Has it been airdropped yet?
We don’t do airdrops.
I support the idea. Overall I am not convinced that buying back and burning tokens is necessarily the best allocation of resources.
If I am interpreting the data correctly, around 604k tokens have been burned so far which is roughly 0.6% of total supply, with approximately $200k spent in the process at a rough estimate (please correct me if I’m wrong).
What if part of the tokens bought back from the market were redirected toward veDUST lockers who commit to 2+ year locks? Another portion could be used for incentives, for example encouraging the supply of specific assets or rewarding borrowers.
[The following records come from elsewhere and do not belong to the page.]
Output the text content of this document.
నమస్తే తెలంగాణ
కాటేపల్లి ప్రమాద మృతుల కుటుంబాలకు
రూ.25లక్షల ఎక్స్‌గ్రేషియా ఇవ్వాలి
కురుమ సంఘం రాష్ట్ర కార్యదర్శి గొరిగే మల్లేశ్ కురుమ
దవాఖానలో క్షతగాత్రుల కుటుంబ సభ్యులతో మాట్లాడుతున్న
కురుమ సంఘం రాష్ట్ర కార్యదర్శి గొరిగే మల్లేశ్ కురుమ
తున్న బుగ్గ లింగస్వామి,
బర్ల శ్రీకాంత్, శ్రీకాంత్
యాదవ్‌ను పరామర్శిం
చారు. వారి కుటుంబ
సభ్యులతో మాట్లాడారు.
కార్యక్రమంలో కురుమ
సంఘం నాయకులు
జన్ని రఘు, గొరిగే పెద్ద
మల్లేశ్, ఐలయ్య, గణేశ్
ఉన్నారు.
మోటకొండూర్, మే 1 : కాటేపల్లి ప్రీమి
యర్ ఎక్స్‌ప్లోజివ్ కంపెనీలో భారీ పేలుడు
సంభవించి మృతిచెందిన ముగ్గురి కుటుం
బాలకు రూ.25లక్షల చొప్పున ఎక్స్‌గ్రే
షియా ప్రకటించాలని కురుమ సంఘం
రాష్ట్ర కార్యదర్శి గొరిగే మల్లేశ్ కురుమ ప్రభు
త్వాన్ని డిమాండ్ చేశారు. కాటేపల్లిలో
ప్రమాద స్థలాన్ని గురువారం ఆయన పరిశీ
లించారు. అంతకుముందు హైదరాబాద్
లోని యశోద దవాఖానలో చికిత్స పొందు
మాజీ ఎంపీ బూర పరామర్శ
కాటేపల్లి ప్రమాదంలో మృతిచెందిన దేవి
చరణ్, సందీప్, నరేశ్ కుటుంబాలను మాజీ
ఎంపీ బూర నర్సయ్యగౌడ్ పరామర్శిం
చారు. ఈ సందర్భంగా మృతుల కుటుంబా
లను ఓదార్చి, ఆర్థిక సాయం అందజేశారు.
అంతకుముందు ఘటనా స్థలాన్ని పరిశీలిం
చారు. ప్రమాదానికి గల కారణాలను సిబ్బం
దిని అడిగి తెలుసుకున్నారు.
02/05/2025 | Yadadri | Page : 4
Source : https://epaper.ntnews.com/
Burning may be good marketing, but at this stage it might be more effective to incentivize user behaviors that directly benefit the platform such as borrowing, lending, LP activity, long-term locking, governance participation and so on.
So you’re suggesting basically instead of a burn the buybacks would redirect to a Treasury to be used for whatever the protocol deems fit basically? That’s actually what HYPE does I believe. It’s an interesting idea I like it if we have a good plan for the direction of the tokens.
Burns do not happen only via token buybacks. Majority of burns actually happen via user actions: when they choose to claim their rewards as DUST or when they early unlock.
Yeah, something along those lines. At an early stage, there are probably more productive uses for tokens than simply burning them.
And as Hypermassiv rightly pointed out, burns could work for tokens associated with early unstaking.
What are some examples of productive uses instead of burning?